The boy who answered to the peculiar nick-name of “Giraffe” laughed when the stout, auburn-haired member of the trio, known as Bumpus Hawtree, made this assertion.

“Oh! I’ve got it down to a fine point, Bumpus,” he remarked with a touch of boyish pride in his voice; “I’ve found out how to make mind win over matter. When I lay me down to sleep I just tell myself to forget all troubles; and after counting a hundred sheep jumping over a fence I lose myself the finest way you ever saw. Try it yourself, Bumpus, and see how it works.”

“As a rule I don’t have any trouble getting my forty winks, and you know that, Giraffe,” the fat boy continued, sadly; “but just now I’m terribly worried about my mother back there in Antwerp. Whatever would she do if this war does break out, so helpless to get away by herself, because of that paralysis she’s trying to have cured by a specialist?”

“We’ve given you our promise, Bumpus,” said the one called Thad, “that we’d stick by you through thick and thin, and do everything in our power to get to Antwerp. So cherk up and try to feel that it’s all going to come out right in the end.”

“Thad, a scout never had a better chum than you’ve always been to me,” Bumpus acknowledged, with a trace of tears in his eyes, as he laid his hand on the other’s khaki sleeve; “and I’m going to do my level best to see the silver lining of the cloud. But it’s tough being hemmed in by a whole army like we are, and given to understand that it’s impossible to enter Belgium again until the skies clear.”

These three boys who wore the well-known uniform of scouts were seated in a boat that had apparently been used as a means for descending the historic Rhine.

Thad Brewster was the leader of the patrol to which the others belonged. It was known as the Silver Fox, and formed a part of Cranford Troop. He had worked his way up until his field of experience was so broad that it entitled him to take the place of the regular scout master of the troop when the latter could not accompany the boys on their outings.

Giraffe was really known to his teachers in school as Conrad Stedman. His ancestors had come from this same Rhine country long ago, and as the boy had made a specialty of German in school he was able to jabber fairly well during their trip down the beautiful river. Giraffe came by his nick-name honestly. He had been given an abnormally long neck by a bountiful Nature, and on occasion it seemed as if the boy could even stretch this out to an astonishing extent, just as the giraffe does. He never complained because every one of his mates called him by such a name, for if it hadn’t been that he must surely have been dubbed “Rubber-neck,” which would have been infinitely worse.

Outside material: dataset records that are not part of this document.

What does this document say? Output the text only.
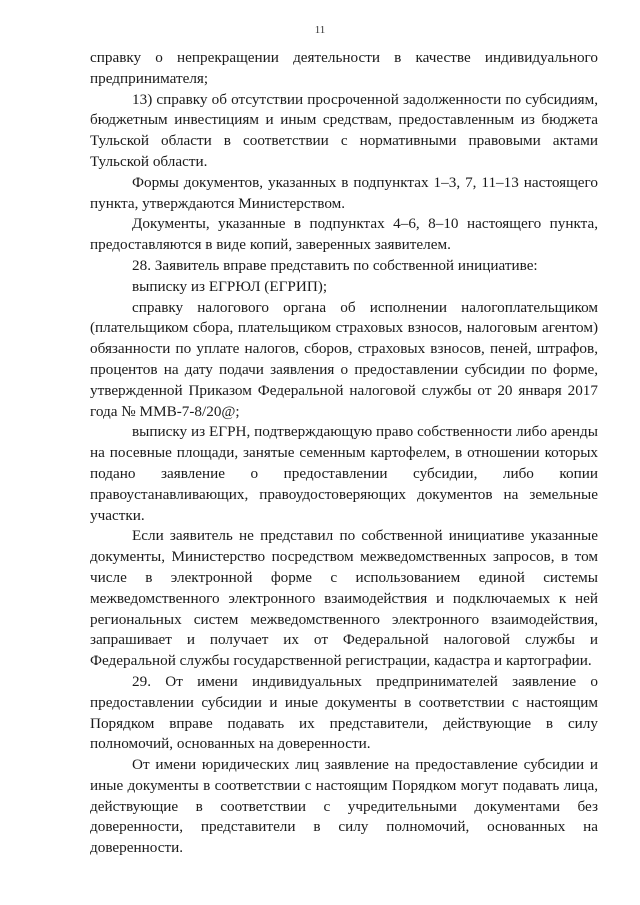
11

справку о непрекращении деятельности в качестве индивидуального предпринимателя;

13) справку об отсутствии просроченной задолженности по субсидиям, бюджетным инвестициям и иным средствам, предоставленным из бюджета Тульской области в соответствии с нормативными правовыми актами Тульской области.

Формы документов, указанных в подпунктах 1–3, 7, 11–13 настоящего пункта, утверждаются Министерством.

Документы, указанные в подпунктах 4–6, 8–10 настоящего пункта, предоставляются в виде копий, заверенных заявителем.

28. Заявитель вправе представить по собственной инициативе:

выписку из ЕГРЮЛ (ЕГРИП);

справку налогового органа об исполнении налогоплательщиком (плательщиком сбора, плательщиком страховых взносов, налоговым агентом) обязанности по уплате налогов, сборов, страховых взносов, пеней, штрафов, процентов на дату подачи заявления о предоставлении субсидии по форме, утвержденной Приказом Федеральной налоговой службы от 20 января 2017 года № ММВ-7-8/20@;

выписку из ЕГРН, подтверждающую право собственности либо аренды на посевные площади, занятые семенным картофелем, в отношении которых подано заявление о предоставлении субсидии, либо копии правоустанавливающих, правоудостоверяющих документов на земельные участки.

Если заявитель не представил по собственной инициативе указанные документы, Министерство посредством межведомственных запросов, в том числе в электронной форме с использованием единой системы межведомственного электронного взаимодействия и подключаемых к ней региональных систем межведомственного электронного взаимодействия, запрашивает и получает их от Федеральной налоговой службы и Федеральной службы государственной регистрации, кадастра и картографии.

29. От имени индивидуальных предпринимателей заявление о предоставлении субсидии и иные документы в соответствии с настоящим Порядком вправе подавать их представители, действующие в силу полномочий, основанных на доверенности.

От имени юридических лиц заявление на предоставление субсидии и иные документы в соответствии с настоящим Порядком могут подавать лица, действующие в соответствии с учредительными документами без доверенности, представители в силу полномочий, основанных на доверенности.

Bumpus Hawtree also had another more dignified name, that of Cornelius Jasper, but it was utterly unknown among his comrades. Whether on the baseball field, in camp, on the trail, in a boat, or any other place where boys might gather it was always plain Bumpus. No one knew exactly why that peculiar name had been given to the fat boy, except that being clumsy he was always stumbling into trouble, and given to bumping against his chums.

These boys, with some others connected with the Cranford Troop of scouts, had seen considerable in the way of adventure since the first day they organized their Silver Fox Patrol. Wonderful opportunities had come to them whereby they were allowed to visit the Blue Ridge country down in North Carolina; go to the Maine woods on an outing; cross the continent to the great Rockies and enjoy a hunt for big game in the wilderness; and even take a trip down into the Sunny South, where amidst the swamps of Louisiana they had encountered numerous remarkable adventures.